Diffusion models have made substantial advances in recent years, enabling high-quality image synthesis; however, the widespread dissemination and reuse of their outputs have introduced new challenges in intellectual property protection and content provenance. Image watermarking offers a solution to these challenges, and recent work has increasingly explored Noise-as-Watermark (NaW) approaches that integrate watermarking directly into the diffusion process. However, existing NaW methods fail to balance robustness and diversity. We attribute this weakness to value encoding, which encodes watermark bits into individual sampled values. It is extremely fragile in practical application scenarios. To address this, we encode watermark bits into the structured noise pattern, so that the watermark is preserved even when individual values are perturbed. To further ensure generation diversity, we introduce a dedicated randomization design that reshuffles the positions of noise elements without changing their values, preventing the watermark from inducing fixed noise patterns or spatial locations. Extensive experiments demonstrate that our method achieves state-of-the-art robustness while maintaining high generation quality across a wide range of lossy scenarios.
Paper Structure (43 sections, 29 equations, 5 figures, 5 tables, 2 algorithms)
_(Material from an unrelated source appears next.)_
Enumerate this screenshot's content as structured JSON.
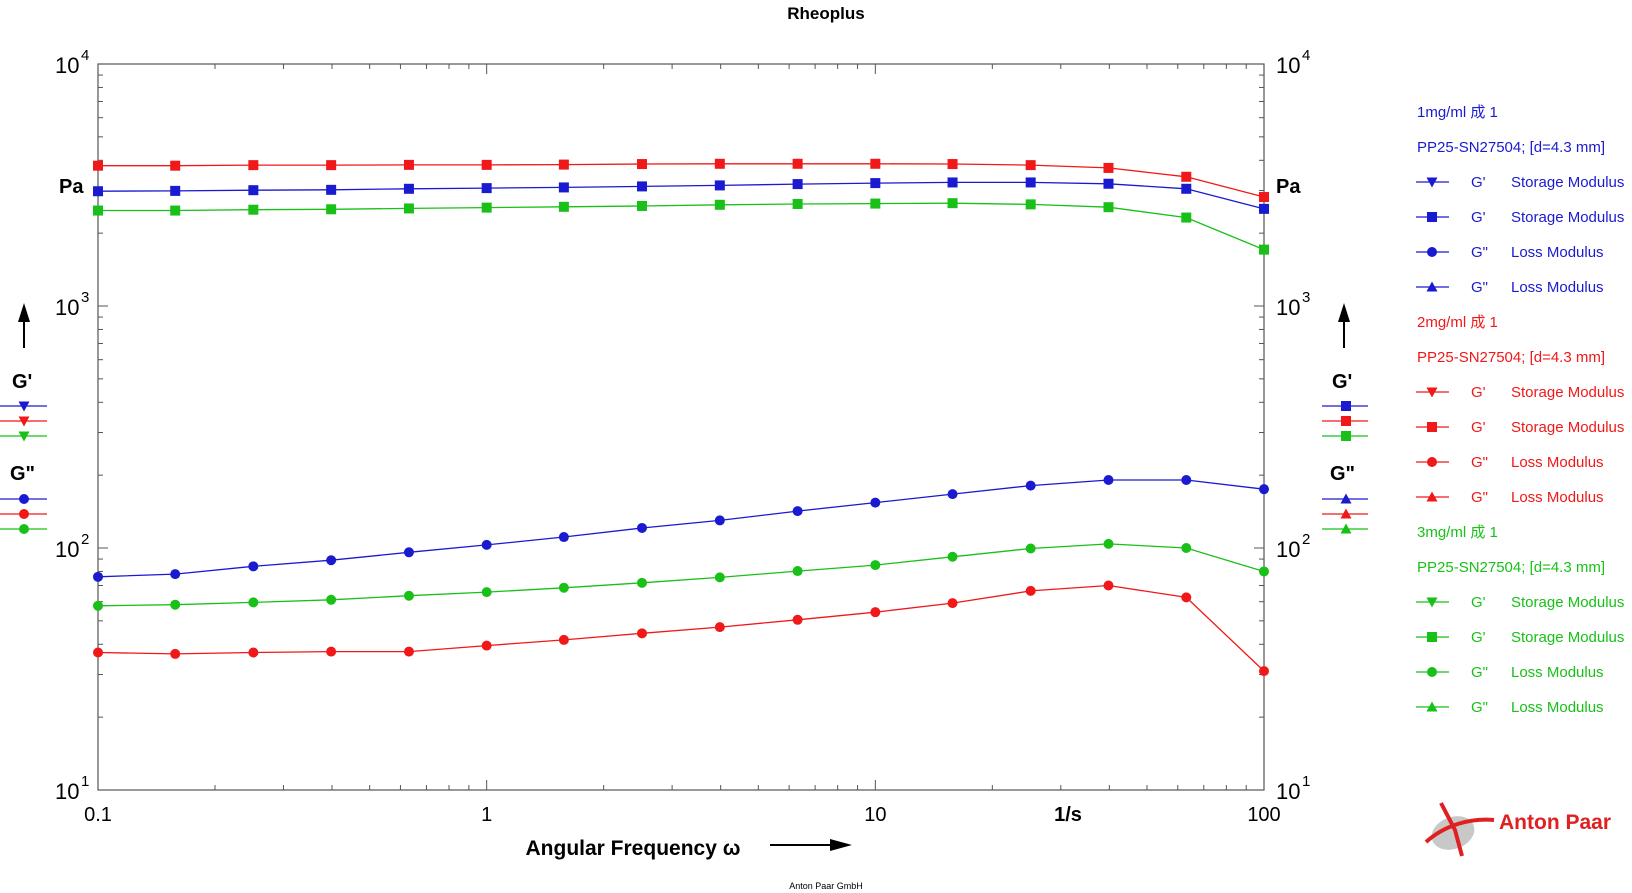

This paper contains 43 sections, 29 equations, 5 figures, 5 tables, 2 algorithms.

Figures (5)

  • Figure 1: Comparison between existing Noise-as-Watermark methods and the proposed method.
  • Figure 2: Overall pipeline of ShapeMark. The figure illustrates structural-level watermark encoding in the diffusion noise latent and structure-based watermark decoding via diffusion inversion and reference codebook matching. For clarity of visualization, each block is shown with a block size of one (i.e., a single noise element per block), whereas the actual method supports larger block sizes in practice.
  • Figure 3: The watermarked image is attacked by different distortions. (a) Watermarked image. (b) JPEG, QF = 25. (c) 80% area Random Drop. (d) 60% area Random Crop. (e) 25% Resize and restore. (f) Gaussian Blur, $r$ = 4. (g) Median Blur, $k$ = 7. (h) Gaussian Noise, $\mu$ = 0, $\sigma$ = 0.05. (i) Salt and Pepper Noise, $p$ = 0.05. (j) Brightness, factor = 6.
  • Figure 4: Ablation Studies.
  • Figure 5: Qualitative examples of watermarked images generated from diverse text prompts. The images are generated using the following prompts: (1) “A close-up photo of a golden retriever dog sitting on grass, natural light, shallow depth of field”; (2) “A bowl of fresh fruits on a wooden table, photorealistic, studio lighting”; (3) “A head-and-shoulders portrait of a man wearing glasses, neutral expression, studio lighting”; (4) “A wide-angle photo of a mountain landscape at sunrise, dramatic sky, high detail”; and (5) “A watercolor illustration of flowers in a garden, soft colors”. These prompts cover diverse semantic categories and visual styles, illustrating that our method preserves high perceptual quality while embedding watermarks across heterogeneous generation scenarios.